I’ve never been into boys. Ok let me correct that, I’ve been into guys for a very long time. But boys just never really did much for me. Wrestling them was too easy. Talking to them was too dull. Men were, and continue to be, what turns me on. Even as a boy, I remember my sexual fantasies and lust centered squarely on men weren’t ashamed to be over 40. Guys who couldn’t be intimidated by the gym. Guys who had no problem showing the results of their battle against aging. Maybe it was my first glimpse of Robert Conrad in Wild, Wild West. Or my uncle’s biceps that constantly threaten the seams of any short sleeved shirt he ever owned caused my infatuation with men and muscle. The combination of number birthdays and muscle were one of the few things that consistently have made me weak in the knees. Muscle Daddies evidently were my thing.

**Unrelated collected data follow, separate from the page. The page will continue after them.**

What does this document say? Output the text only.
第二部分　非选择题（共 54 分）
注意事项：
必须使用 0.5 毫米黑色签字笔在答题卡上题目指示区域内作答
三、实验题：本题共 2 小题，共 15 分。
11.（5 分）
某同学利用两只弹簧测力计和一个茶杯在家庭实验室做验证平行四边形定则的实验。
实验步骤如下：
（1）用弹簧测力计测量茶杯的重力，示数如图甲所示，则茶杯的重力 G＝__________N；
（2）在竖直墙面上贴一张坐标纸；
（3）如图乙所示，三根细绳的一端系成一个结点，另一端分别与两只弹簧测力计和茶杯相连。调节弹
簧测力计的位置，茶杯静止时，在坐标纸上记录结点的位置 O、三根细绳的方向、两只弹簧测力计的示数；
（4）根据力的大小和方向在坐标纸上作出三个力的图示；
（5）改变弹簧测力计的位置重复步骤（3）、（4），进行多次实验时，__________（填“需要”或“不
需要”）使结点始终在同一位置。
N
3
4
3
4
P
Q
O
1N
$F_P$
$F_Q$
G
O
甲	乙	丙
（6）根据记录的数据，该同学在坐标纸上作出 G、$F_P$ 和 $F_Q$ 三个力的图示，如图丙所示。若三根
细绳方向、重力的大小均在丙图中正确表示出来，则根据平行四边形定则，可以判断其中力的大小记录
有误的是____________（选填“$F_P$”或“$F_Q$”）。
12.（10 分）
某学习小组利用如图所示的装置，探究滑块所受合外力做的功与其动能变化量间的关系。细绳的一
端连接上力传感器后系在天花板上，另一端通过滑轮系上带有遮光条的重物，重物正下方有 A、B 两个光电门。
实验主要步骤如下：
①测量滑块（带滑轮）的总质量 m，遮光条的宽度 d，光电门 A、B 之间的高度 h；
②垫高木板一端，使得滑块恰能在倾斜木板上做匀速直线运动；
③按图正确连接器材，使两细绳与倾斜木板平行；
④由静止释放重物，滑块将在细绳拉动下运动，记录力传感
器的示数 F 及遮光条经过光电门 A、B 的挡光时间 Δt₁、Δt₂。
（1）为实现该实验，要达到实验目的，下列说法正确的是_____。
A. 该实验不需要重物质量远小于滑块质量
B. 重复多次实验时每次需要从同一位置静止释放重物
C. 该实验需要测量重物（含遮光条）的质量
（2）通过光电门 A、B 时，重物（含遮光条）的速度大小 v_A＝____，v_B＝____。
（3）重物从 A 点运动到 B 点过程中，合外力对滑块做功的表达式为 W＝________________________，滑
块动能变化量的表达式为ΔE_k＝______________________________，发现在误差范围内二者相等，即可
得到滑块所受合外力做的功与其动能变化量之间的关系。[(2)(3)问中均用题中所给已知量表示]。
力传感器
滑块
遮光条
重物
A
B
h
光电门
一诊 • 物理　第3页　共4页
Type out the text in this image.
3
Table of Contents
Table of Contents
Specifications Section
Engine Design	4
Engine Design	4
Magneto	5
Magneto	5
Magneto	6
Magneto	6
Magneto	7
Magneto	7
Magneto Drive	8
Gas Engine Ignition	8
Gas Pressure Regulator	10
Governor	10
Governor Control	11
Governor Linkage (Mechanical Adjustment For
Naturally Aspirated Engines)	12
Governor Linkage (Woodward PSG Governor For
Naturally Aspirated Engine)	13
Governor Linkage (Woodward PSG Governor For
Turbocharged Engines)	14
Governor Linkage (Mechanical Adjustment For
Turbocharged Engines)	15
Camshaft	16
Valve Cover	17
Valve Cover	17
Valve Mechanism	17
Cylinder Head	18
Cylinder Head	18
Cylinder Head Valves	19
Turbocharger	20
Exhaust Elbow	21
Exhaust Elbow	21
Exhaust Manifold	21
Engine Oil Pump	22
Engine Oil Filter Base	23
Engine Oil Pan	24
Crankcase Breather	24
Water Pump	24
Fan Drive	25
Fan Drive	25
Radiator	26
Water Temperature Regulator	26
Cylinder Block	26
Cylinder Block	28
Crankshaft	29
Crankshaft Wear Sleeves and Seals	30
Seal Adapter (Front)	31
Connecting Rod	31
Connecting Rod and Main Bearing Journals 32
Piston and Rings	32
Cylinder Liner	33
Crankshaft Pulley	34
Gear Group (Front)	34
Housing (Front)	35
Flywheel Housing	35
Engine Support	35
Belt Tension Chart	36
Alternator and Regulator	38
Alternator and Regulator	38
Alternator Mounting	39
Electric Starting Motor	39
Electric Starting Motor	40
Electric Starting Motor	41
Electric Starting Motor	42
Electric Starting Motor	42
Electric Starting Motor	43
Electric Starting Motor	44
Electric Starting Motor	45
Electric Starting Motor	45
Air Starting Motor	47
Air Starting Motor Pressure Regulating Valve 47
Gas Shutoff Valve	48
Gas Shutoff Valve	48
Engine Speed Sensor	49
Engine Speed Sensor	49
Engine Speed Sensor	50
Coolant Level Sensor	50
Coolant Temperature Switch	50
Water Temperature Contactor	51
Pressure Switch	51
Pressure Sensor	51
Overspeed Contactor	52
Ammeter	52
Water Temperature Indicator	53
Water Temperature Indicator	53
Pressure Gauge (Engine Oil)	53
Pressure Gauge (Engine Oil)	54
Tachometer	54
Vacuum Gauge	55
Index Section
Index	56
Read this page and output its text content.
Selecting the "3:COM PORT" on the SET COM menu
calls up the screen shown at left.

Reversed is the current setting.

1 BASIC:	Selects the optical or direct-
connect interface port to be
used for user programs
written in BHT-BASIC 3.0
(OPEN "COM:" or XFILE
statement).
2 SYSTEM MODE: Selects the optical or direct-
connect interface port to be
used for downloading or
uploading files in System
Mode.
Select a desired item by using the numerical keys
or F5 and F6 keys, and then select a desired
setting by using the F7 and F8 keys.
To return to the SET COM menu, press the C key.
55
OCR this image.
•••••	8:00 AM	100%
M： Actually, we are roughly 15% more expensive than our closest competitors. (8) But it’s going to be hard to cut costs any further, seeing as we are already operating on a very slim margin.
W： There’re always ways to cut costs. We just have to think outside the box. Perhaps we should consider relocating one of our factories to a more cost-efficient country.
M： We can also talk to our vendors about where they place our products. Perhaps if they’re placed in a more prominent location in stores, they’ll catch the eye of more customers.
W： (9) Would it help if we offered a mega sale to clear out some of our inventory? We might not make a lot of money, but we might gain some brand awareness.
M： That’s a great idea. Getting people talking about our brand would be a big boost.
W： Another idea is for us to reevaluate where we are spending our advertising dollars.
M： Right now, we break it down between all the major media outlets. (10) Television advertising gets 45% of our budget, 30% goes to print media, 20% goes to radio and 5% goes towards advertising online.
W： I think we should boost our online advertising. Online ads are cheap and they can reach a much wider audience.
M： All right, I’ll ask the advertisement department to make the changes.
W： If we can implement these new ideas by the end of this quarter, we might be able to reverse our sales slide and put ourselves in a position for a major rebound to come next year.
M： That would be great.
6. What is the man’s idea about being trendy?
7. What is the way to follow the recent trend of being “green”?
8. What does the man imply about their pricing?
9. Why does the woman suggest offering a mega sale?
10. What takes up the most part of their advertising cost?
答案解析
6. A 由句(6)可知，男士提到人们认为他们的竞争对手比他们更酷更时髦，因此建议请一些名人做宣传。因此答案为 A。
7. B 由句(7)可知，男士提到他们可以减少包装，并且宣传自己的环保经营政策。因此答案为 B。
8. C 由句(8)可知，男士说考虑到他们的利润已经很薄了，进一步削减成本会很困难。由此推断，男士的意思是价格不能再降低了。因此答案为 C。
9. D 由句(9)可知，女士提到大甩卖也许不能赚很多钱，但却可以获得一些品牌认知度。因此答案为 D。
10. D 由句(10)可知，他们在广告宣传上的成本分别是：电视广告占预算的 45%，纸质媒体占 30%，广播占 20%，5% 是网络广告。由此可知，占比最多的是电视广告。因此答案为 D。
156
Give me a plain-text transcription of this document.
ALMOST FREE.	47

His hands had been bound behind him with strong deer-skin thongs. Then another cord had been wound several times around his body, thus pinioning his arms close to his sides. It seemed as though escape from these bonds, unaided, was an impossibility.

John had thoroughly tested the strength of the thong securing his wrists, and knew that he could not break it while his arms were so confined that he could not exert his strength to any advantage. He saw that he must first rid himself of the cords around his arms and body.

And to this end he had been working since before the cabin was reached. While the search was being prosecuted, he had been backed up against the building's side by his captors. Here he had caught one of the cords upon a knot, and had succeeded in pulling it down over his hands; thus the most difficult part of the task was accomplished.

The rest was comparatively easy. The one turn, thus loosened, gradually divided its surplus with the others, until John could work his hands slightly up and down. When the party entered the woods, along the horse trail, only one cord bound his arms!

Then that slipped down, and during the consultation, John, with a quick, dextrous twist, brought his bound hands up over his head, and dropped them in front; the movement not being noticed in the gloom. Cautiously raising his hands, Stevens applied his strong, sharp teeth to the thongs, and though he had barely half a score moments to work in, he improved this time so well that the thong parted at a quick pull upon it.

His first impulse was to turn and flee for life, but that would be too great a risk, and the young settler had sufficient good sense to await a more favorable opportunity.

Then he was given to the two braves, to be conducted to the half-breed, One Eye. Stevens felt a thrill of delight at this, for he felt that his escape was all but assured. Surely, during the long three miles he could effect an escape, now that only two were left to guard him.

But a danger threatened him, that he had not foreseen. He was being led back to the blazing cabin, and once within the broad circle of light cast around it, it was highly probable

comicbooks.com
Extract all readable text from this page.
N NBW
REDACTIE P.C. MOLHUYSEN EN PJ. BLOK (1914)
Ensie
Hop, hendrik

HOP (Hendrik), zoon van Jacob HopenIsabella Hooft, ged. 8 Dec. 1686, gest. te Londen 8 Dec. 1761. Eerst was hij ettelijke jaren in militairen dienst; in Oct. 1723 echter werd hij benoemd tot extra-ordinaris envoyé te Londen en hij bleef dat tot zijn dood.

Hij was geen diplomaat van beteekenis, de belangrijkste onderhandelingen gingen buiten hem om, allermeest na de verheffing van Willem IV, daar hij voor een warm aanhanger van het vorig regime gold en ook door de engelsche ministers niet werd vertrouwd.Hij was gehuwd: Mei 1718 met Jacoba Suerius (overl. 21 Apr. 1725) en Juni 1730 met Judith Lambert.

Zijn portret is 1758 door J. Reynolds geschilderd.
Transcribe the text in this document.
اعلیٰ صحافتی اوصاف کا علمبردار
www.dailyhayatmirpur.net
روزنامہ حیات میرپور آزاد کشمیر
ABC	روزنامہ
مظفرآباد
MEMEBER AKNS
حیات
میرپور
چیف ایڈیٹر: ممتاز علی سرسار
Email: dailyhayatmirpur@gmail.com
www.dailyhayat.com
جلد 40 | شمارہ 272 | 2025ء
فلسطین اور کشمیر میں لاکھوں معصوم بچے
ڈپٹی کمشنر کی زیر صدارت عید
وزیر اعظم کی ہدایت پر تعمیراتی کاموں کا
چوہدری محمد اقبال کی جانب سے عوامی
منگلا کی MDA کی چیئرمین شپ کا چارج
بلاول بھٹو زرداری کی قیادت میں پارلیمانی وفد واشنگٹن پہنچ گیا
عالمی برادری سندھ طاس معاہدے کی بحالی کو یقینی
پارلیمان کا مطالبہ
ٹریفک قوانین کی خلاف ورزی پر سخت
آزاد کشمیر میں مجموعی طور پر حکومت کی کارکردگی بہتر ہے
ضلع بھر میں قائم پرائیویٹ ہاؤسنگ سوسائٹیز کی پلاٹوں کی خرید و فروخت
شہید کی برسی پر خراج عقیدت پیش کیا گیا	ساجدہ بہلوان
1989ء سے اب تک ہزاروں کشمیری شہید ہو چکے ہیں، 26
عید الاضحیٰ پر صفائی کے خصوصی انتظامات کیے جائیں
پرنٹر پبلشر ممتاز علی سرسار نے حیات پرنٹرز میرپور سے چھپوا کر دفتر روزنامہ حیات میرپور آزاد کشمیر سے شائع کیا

My wrestling coach, back in the day, didn’t help matters. At 5’8” his height wasn’t ever intimidating to me. But those biceps. Those lats. The legs. No other teacher ever challenged him. And I’m betting I’m not the only wrestler ever on this team to bone up over him. Even in my 30’s I recall some of my hottest romps and matches with guys well into their 50’s. One man in particular, Ian totally hit all my hot buttons. We met at the gym and I noticed him immediately standing in locker room in just the gym-issued towel. He had abs of a 25 year old athlete and the face of a 55 year old professor. He inspired me to a great workout that day. To my surprise, 90 minutes later he was still in the locker room. And happy to see me. We wrestled the next day and the intensity and power and sweat defied his age. And snagged me hard. But sadly, he was off to return to Dallas that evening.
Fast forward to now when I am the one who have tallied up the birthdays and find myself north of 50. Like my idols from my youth, I’m committed to the gym. I love working out and I’m determined to keep it up. And what I like about MeetFighters is that there’s no shortage of guys who inspire me. This isn’t a group of boys. It’ been who still look good. Still wrestle…and wrestle hard in one of the most challenging sports there is. I look around at the guys who are older than me who still inspire me. One guy in particular has been a friend for years. We’ve helped each other through high and lows in life and have always been there for each other. In his late 50’s he asked for my help in getting back into the gym. I shared my workout routines. He followed them. Improved them. And showed more commitment than even me. In less than a year his body morphed into something special. Now at 62 he’s back in the gym and pushing himself harder than most 26 year olds. And I like that our relationship has changed and morphed along with his physical changes. I’ve happily climbed off of the pedestal he put me on. And I am thrilled to see him achieve his goals and turn heads. I’m proud of him and proud of the countless other men who keep fighting the fight. Keep building and defining and making age a badge of honor. To me, you’re all Power Studs.